Si tienes un embarazo de alto riesgo, puedes considerar varias pruebas o procedimientos además de los exámenes de detección prenatales de rutina. Según las circunstancias, el profesional de salud podría recomendarte:

  • Una ecografía especializada o dirigida. Este tipo de ecografía fetal (una técnica de diagnóstico por imágenes que usa ondas sonoras de alta frecuencia para producir imágenes de un bebé en el útero) se enfoca en un presunto problema, como el desarrollo anormal.
  • Amniocentesis. Durante este procedimiento, se toma del útero una muestra del líquido que rodea y protege al bebé durante el embarazo (líquido amniótico). Por lo general, la amniocentesis se realiza después de la semana 15 del embarazo y puede identificar ciertas enfermedades genéticas, así como también defectos del tubo neural (anormalidades graves del cerebro o de la médula espinal).
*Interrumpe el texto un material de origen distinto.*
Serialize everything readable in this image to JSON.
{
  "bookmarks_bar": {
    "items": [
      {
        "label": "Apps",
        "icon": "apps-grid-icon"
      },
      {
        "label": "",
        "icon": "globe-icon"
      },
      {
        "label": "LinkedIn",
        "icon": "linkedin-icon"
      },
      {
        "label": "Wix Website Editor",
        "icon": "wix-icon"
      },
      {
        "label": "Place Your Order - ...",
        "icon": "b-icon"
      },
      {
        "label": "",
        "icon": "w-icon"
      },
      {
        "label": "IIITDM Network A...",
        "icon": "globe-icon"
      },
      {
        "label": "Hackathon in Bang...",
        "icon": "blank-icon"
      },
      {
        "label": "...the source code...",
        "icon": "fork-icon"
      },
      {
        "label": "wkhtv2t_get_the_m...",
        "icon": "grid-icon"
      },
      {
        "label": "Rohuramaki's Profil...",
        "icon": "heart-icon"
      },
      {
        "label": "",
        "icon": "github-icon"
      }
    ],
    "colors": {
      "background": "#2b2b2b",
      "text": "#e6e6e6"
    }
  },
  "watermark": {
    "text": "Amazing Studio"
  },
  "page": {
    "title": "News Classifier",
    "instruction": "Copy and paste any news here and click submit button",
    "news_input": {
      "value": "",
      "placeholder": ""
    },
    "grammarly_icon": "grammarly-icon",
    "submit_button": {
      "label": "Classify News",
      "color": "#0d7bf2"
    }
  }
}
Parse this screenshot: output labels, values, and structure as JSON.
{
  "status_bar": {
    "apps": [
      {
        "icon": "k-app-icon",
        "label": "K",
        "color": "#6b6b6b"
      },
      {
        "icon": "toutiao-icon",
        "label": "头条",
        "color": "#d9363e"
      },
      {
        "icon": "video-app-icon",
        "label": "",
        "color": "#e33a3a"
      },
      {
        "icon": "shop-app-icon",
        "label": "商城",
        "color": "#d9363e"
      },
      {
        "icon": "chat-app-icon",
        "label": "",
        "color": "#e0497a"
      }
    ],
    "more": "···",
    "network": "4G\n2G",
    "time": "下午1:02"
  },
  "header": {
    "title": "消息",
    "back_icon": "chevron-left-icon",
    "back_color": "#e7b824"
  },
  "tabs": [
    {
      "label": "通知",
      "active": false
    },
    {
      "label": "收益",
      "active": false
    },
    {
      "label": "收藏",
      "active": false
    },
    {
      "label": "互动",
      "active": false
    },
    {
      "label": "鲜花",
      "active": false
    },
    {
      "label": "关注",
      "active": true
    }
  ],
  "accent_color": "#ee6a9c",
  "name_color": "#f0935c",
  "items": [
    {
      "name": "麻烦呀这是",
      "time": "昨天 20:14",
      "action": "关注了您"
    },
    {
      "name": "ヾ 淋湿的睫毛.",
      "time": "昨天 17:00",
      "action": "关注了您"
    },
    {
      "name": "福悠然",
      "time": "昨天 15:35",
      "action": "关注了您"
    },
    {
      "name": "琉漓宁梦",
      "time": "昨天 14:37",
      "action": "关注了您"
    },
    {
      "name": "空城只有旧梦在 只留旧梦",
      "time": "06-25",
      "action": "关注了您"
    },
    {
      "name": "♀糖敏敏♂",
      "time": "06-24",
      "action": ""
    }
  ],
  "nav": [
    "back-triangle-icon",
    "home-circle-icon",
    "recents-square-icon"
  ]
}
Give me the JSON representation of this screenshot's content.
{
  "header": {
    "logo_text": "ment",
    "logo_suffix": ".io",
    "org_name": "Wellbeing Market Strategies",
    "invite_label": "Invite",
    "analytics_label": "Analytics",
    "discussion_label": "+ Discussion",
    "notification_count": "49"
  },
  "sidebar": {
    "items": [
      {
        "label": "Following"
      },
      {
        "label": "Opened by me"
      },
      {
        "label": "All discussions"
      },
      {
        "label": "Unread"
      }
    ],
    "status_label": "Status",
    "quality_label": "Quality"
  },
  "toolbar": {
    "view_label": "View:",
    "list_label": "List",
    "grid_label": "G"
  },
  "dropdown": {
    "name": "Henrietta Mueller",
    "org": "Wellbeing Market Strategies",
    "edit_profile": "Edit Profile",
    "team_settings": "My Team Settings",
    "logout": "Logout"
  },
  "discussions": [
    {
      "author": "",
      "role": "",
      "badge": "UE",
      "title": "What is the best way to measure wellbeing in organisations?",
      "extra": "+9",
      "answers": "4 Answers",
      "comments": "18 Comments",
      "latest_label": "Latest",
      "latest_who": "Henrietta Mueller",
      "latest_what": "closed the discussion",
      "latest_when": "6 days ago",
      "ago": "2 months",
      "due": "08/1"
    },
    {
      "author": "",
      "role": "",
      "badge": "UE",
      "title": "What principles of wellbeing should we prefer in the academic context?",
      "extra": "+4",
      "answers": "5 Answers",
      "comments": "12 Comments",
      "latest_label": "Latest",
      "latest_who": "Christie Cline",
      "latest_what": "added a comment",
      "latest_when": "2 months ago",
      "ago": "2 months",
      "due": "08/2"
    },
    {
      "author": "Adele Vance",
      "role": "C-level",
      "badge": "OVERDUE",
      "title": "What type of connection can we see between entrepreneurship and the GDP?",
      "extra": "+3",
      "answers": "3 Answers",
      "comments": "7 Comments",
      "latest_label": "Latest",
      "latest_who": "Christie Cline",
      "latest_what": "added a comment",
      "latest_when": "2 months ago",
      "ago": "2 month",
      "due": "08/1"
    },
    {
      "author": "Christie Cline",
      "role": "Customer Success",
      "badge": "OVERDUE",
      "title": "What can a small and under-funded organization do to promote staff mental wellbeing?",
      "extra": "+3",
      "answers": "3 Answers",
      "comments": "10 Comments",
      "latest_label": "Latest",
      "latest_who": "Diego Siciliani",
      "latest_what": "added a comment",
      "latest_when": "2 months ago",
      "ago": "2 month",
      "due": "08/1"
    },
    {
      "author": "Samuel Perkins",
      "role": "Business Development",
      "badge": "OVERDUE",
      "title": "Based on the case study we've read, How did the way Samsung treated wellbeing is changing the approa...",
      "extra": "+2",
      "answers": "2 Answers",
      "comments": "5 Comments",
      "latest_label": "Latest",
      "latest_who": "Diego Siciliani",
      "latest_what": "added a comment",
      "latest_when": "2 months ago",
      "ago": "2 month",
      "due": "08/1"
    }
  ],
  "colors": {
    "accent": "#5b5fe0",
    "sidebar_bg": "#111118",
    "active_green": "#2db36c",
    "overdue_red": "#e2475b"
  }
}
  • Análisis de vellosidades coriónicas. Durante este procedimiento, se toma una muestra de células de la placenta. Por lo general, el análisis de vellosidades coriónicas se realiza entre las semanas 10 y 12 del embarazo, y puede identificar ciertas enfermedades genéticas.
  • Cordocentesis. Esta prueba, también denominada «muestreo percutáneo de sangre del cordón umbilical», es un análisis prenatal muy especializado en el que se toma una muestra de sangre fetal del cordón umbilical. Por lo general, esta prueba se realiza después de la semana 18 del embarazo y puede identificar enfermedades cromosómicas, trastornos de la sangre e infecciones.
  • Medición de la longitud del cuello uterino. El profesional de salud podría usar una ecografía para medir la longitud del cuello uterino en las consultas prenatales y determinar si tienes riesgo de trabajo de parto prematuro.
  • Análisis de laboratorio. El profesional de salud podría tomar una muestra de tus secreciones vaginales para detectar la presencia de fibronectina fetal, una sustancia que actúa como un adhesivo entre el saco fetal y el recubrimiento del útero. La presencia de fibronectina fetal podría ser un signo de trabajo de parto prematuro.
  • Perfil biofísico. Esta prueba prenatal se utiliza para controlar el bienestar del bebé. La prueba combina un control de la frecuencia cardíaca fetal (prueba en reposo) y una ecografía fetal.

Algunas pruebas de diagnóstico prenatales (como la amniocentesis y el análisis de vellosidades coriónicas) conllevan un pequeño riesgo de pérdida del embarazo. En última instancia, la decisión de continuar con la prueba prenatal depende de ti y de tu pareja. Habla sobre los riesgos y beneficios con tu profesional de salud.